Таким образом, в диалектике Платона, представленной в его «Пармениде», мы имеем  самую чистую форму диалектики, поскольку умопостигаемый  мир у него не смешивается с чувственным. В основе  диалектической формы  Платона лежит самодеятельность логического   движения мышления  по кругу. В «Пармениде» Платон открывает всеобщие условия  деятельности мышления  — условия мыслимости умопостигаемого мира.  В этом диалоге утверждается, что идеи (мысли, понятия)  не существуют сами по себе,  они сами по себе немыслимы вне их единства, вне их соотнесённости друг с другом. Всякое понятие получает свое определение  только через отношение к своей противоположности. Категории, рассматриваемые  в этом диалоге, как бы предпосланы самому их возникновению в процессе диалектического движения. Единство рассматриваемых категорий, возможно только исходя из опосредствующей деятельности мышления. В диалектике нет абсолютно непосредственных начал, поскольку всё опосредствовано через свою противоположность (другое)  и систему в целом.

В «Софисте», замечает Гегель, Платон, в противоположность Пармениду доказывает, что небытие есть, и точно так же  доказывает, что простое, равное самому себе, причастно небытию и есть единство во множестве. Софисты застряли в небытии. Гегель видит двусмысленность всех высказываний Платона о бытии-небытии, тем не менее, утверждает, что говоря о единстве бытия-небытия, Платон старался сохранить также их различие.

«Платон, стало быть, — резюмирует Гегель, —  говорит: сущее причастно в одно и то же время, как бытию, так и небытию: но причастное также и отлично от бытия и небытия как таковых» [Гегель Г. В. Ф. Лекции по истории философии. В 3-х книгах. СПб.: «Наука», т.2., 1994, С.165].

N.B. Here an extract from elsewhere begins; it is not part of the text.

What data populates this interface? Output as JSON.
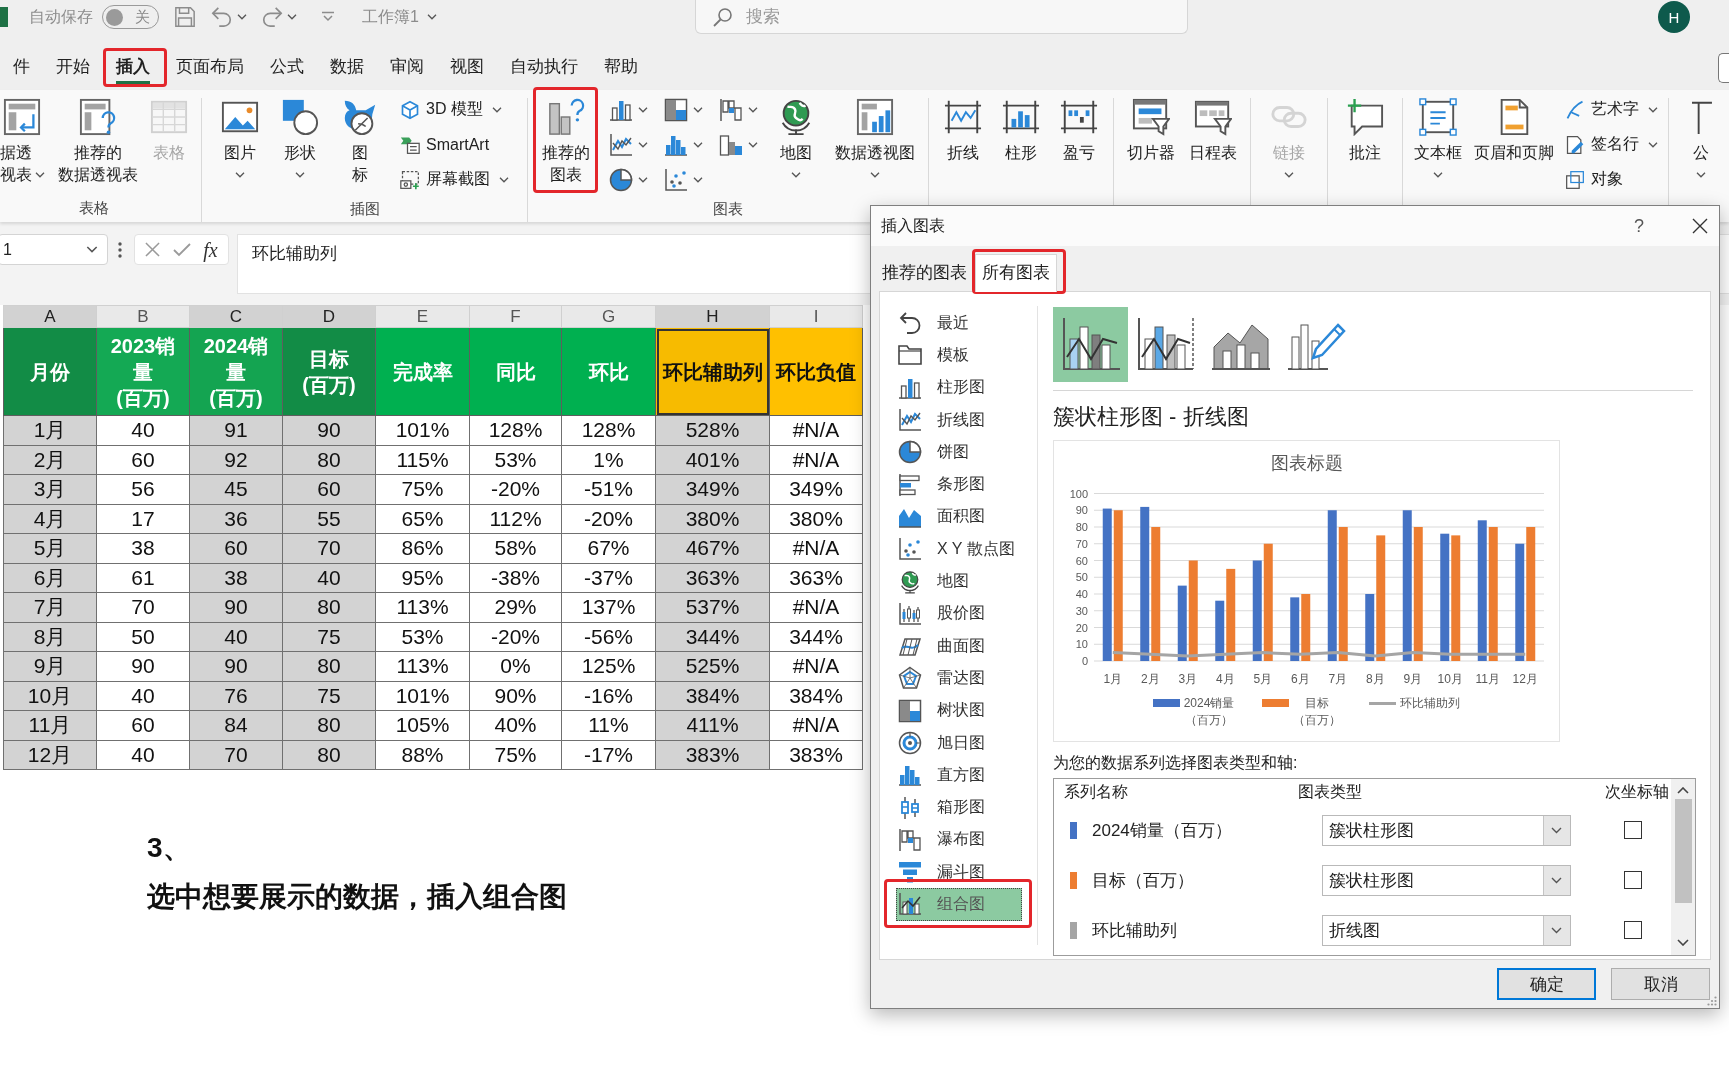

Согласно Гегелю, Платон в «Софисте» борется с двумя различными точками зрения. Первая представлена софистами, которые «удерживают противоположности врозь друг от друга, как будто они противоположны лишь определенным образом» [Там же, С.166]. И, точно так же показывают «наличие единства, как и наличие в них множественности, ибо каждая вещь обладает многими частями и свойствами». Платон отвергал это единство противоположностей:  « ибо при этом неизбежно говорится, что нечто есть одно в совершенно ином отношении, чем оно есть многое. Здесь мы, следовательно, не соединяем этих мыслей, а представление и речь лишь переходят взад и вперед, от одного к другому. Если эти переходы туда и обратно совершают сознательно, — то это пустая диалектика, которая не объединяет противоположности истинным образом» [Там же, С166]. Эти слова Гегеля свидетельствуют о том, что «истинная» диалектика сознательно идёт на нарушения закона противоречия.

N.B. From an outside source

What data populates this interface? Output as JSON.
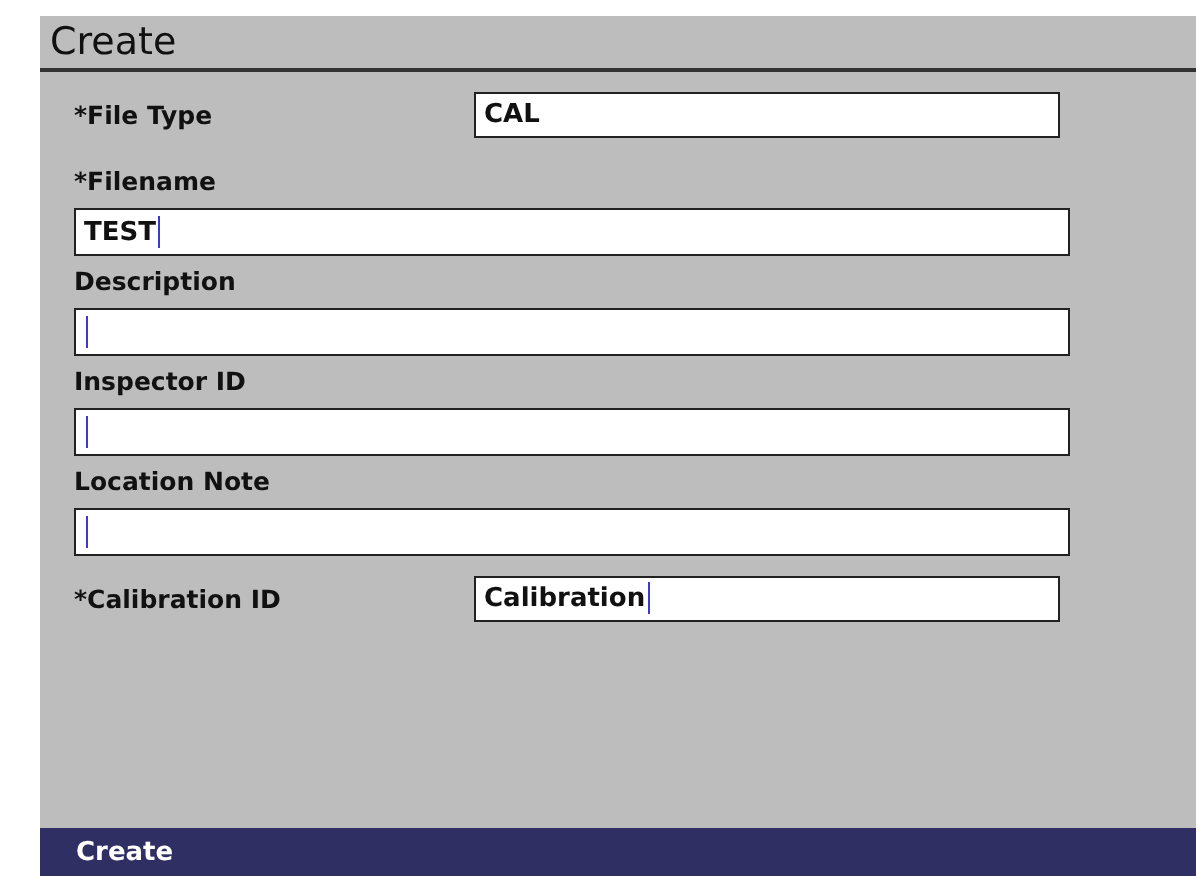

Платон  отвергает пустую (обыденную) диалектику  простого перенесения мысли от одного определения к другому, так и единство, в котором два противоположных момента различаются в разных отношениях, и даёт «истинное», правильное  понимание диалектики: «Трудное и истинное состоит в том, чтобы показать, что то, что есть другое, есть то же  самое, а то, что есть то же самое, есть другое. И именно оно состоит в том, чтобы показать, что в том же отношении и с той же стороны, с которой в них является одно, в них показывается наличие и другого. Показать же, напротив, что то же самое есть также и некое другое каким-нибудь образом, а другое есть также то же самое, что большое также и мало» (например, протагоровский куб) « и что сходное также несходно, и находить удовольствие в том, чтобы таким образом, посредством оснований, всегда доказывать противоположное, не значит обнаружить истинное усмотрение и есть, очевидно, дело новичка» в мышлении, «который только начинает касаться сущности. Все отделять друг от друга  — есть неискусный способ рассуждения неразвитого, нефилософского сознания. Заставить всё распадаться, это ведь – полнейшее исчезновение мысли, ибо мысль как раз и есть соединение идей» [Там же, С.166-167].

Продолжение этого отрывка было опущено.